4. The Spectacular Now
Ultimately, The Spectacular Now makes some safe decisions in its adaptation from book to screen. Yet there is just so much to like in this film of teenage romance to let that effect your viewing of it. The film’s cast is one of the best of the year, and Miles Teller and Shailene Woodley show why they are two of the best and brightest of the next generation of actors while creating one of the most memorable onscreen couples.
3. The Hobbit: The Desolation of Smaug
The Hobbit: The Desolation of Smaug might not be as good as its unfairly maligned predecessor, but this film once again shows that Peter Jackson is the master of world-building as he introduces us to such unique places as Mirkwood and Esgaroth.
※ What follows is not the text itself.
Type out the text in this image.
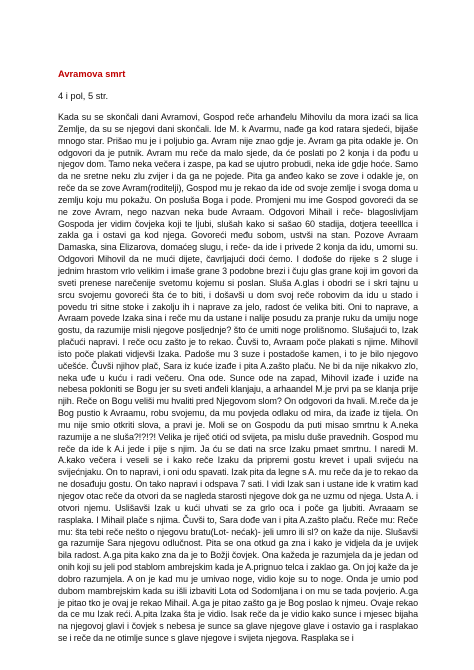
Avramova smrt

4 i pol, 5 str.

Kada su se skončali dani Avramovi, Gospod reče arhanđelu Mihovilu da mora izaći sa lica Zemlje, da su se njegovi dani skončali. Ide M. k Avarmu, nađe ga kod ratara sjedeći, bijaše mnogo star. Prišao mu je i poljubio ga. Avram nije znao gdje je. Avram ga pita odakle je. On odgovori da je putnik. Avram mu reče da malo sjede, da će poslati po 2 konja i da pođu u njegov dom. Tamo neka večera i zaspe, pa kad se ujutro probudi, neka ide gdje hoće. Samo da ne sretne neku zlu zvijer i da ga ne pojede. Pita ga anđeo kako se zove i odakle je, on reče da se zove Avram(roditelji), Gospod mu je rekao da ide od svoje zemlje i svoga doma u zemlju koju mu pokažu. On posluša Boga i pode. Promjeni mu ime Gospod govoreći da se ne zove Avram, nego nazvan neka bude Avraam. Odgovori Mihail i reče- blagoslivljam Gospoda jer vidim čovjeka koji te ljubi, slušah kako si sašao 60 stadija, dotjera teeelllca i zakla ga i ostavi ga kod njega. Govoreći među sobom, ustvši na stan. Pozove Avraam Damaska, sina Elizarova, domaćeg slugu, i reče- da ide i privede 2 konja da idu, umorni su. Odgovori Mihovil da ne mući dijete, čavrljajući doći ćemo. I dođoše do rijeke s 2 sluge i jednim hrastom vrlo velikim i imaše grane 3 podobne brezi i čuju glas grane koji im govori da sveti prenese narečenije svetomu kojemu si poslan. Sluša A.glas i obodri se i skri tajnu u srcu svojemu govoreći šta će to biti, i došavši u dom svoj reče robovim da idu u stado i povedu tri sitne stoke i zakolju ih i naprave za jelo, radost će velika biti. Oni to naprave, a Avraam povede Izaka sina i reče mu da ustane i nalije posudu za pranje ruku da umiju noge gostu, da razumije misli njegove posljednje? što će umiti noge prolišnomo. Slušajući to, Izak plačući napravi. I reče ocu zašto je to rekao. Čuvši to, Avraam poče plakati s njime. Mihovil isto poče plakati vidjevši Izaka. Padoše mu 3 suze i postadoše kamen, i to je bilo njegovo učešće. Čuvši njihov plač, Sara iz kuće izađe i pita A.zašto plaču. Ne bi da nije nikakvo zlo, neka uđe u kuću i radi večeru. Ona ode. Sunce ode na zapad, Mihovil izađe i uziđe na nebesa pokloniti se Bogu jer su sveti anđeli klanjaju, a arhaandel M.je prvi pa se klanja prije njih. Reče on Bogu veliši mu hvaliti pred Njegovom slom? On odgovori da hvali. M.reče da je Bog pustio k Avraamu, robu svojemu, da mu povjeda odlaku od mira, da izađe iz tijela. On mu nije smio otkriti slova, a pravi je. Moli se on Gospodu da puti misao smrtnu k A.neka razumije a ne sluša?!?!?! Velika je riječ otići od svijeta, pa mislu duše pravednih. Gospod mu reče da ide k A.i jede i pije s njim. Ja ću se dati na srce Izaku pmaet smrtnu. I naredi M. A.kako večera i veseli se i kako reče Izaku da pripremi gostu krevet i upali svijeću na svijećnjaku. On to napravi, i oni odu spavati. Izak pita da legne s A. mu reče da je to rekao da ne dosađuju gostu. On tako napravi i odspava 7 sati. I vidi Izak san i ustane ide k vratim kad njegov otac reče da otvori da se nagleda starosti njegove dok ga ne uzmu od njega. Usta A. i otvori njemu. Uslišavši Izak u kući uhvati se za grlo oca i poče ga ljubiti. Avraaam se rasplaka. I Mihail plače s njima. Čuvši to, Sara dođe van i pita A.zašto plaču. Reče mu: Reče mu: šta tebi reče nešto o njegovu bratu(Lot- nećak)- jeli umro ili sl? on kaže da nije. Slušavši ga razumije Sara njegovu odlučnost. Pita se ona otkud ga zna i kako je vidjela da je uvijek bila radost. A.ga pita kako zna da je to Božji čovjek. Ona kažeda je razumjela da je jedan od onih koji su jeli pod stablom ambrejskim kada je A.prignuo telca i zaklao ga. On joj kaže da je dobro razumjela. A on je kad mu je umivao noge, vidio koje su to noge. Onda je umio pod dubom mambrejskim kada su išli izbaviti Lota od Sodomljana i on mu se tada povjerio. A.ga je pitao tko je ovaj je rekao Mihail. A.ga je pitao zašto ga je Bog poslao k njmeu. Ovaje rekao da ce mu Izak reći. A.pita Izaka šta je vidio. Isak reče da je vidio kako sunce i mjesec bijaha na njegovoj glavi i čovjek s nebesa je sunce sa glave njegove glave i ostavio ga i rasplakao se i reče da ne otimlje sunce s glave njegove i svijeta njegova. Rasplaka se i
This film also shows that Jackson still knows how to direct an action set-piece (the Mirkwood spider attack and the barrel chase) and the film also might contain one of the most interesting characters in Jackson’s entire filmography in the young elf warrior Tauriel (played wonderfully by Evangeline Lilly).
2. Before Midnight
I was only introduced to the Before… Trilogy this year, but I was immediately hooked into Jesse and Celine’s romantic adventures in European settings. Before Midnight may be the best film of the entire trilogy. It definitely takes the most risks out of the three films as Jesse and Celine’s story reaches more ambiguous and darker territory. Ethan Hawke and Julie Delpy are better than ever, and I can’t wait to see their next collaboration with Richard Linklater.
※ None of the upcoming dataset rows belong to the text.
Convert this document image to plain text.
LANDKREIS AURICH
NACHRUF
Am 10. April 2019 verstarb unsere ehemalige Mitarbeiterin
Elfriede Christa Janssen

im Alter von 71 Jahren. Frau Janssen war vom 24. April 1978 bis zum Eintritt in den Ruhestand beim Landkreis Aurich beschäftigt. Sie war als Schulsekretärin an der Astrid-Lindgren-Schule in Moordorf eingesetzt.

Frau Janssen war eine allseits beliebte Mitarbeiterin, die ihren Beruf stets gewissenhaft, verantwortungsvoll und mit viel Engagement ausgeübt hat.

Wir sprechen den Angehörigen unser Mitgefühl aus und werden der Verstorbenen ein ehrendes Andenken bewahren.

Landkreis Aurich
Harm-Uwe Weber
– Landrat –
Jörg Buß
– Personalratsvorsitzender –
Alfonso Cuaron has always been a great film away from becoming one of my favorite directors ever. Gravity is that great film, and while I may still prefer Children of Men, Cuaron proves that he is one of the greatest visual storytellers we have. Gravity is not only a tour-de-force in visual filmmaking, but it also has a great storyline that is easy to get invested in. From the jaw-dropping opening scene to the odes to 2001: A Space Odyssey to the triumphant ending there is just too much to like in this film to not put it at number one on this list.